I will never forget, it was during a time when I was truly struggling. It was in the middle of treatment, and just felt like it was never-ending. I was having a day of tears, and losing all hope. She came in, and just chatted with me. I can’t recall exactly our exchange in words, but I always knew I could just cry to her if I needed.
When I think about the kind of nurse I want to be, I picture Molly.
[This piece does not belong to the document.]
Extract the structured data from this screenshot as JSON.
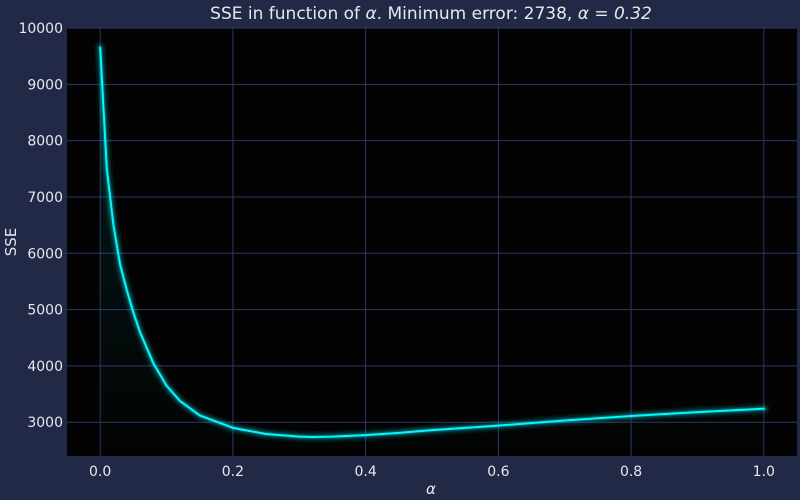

I want to have her upbeat personality. I want to have relationships with not only the patients, but with their families as well.
As written by Molly Lambert
I have lots of patient stories, but Hannah is very special to me.
Hannah came to us as a teenager and needed a lot of encouragement as she was physically changing. She was losing her hair, having side effects from steroids and getting used to a new scar on her leg. She had difficulty and pain doing the things she would normally do. She was trying to be independent and grow as a teenage girl when she received a diagnosis where you get little choice.
I tried to encourage her as the beautiful girl that she is, spent lots of time with her giving her education about her treatment, listening to her stories, and giving her as many choices as possible. I would draw her pictures to describe her treatment and would have other members of our team (like the pharmacist) come in to do mini lectures for her. She loved to learn and I loved to teach her.
She has a heart of gold and is going to make an amazing nurse someday.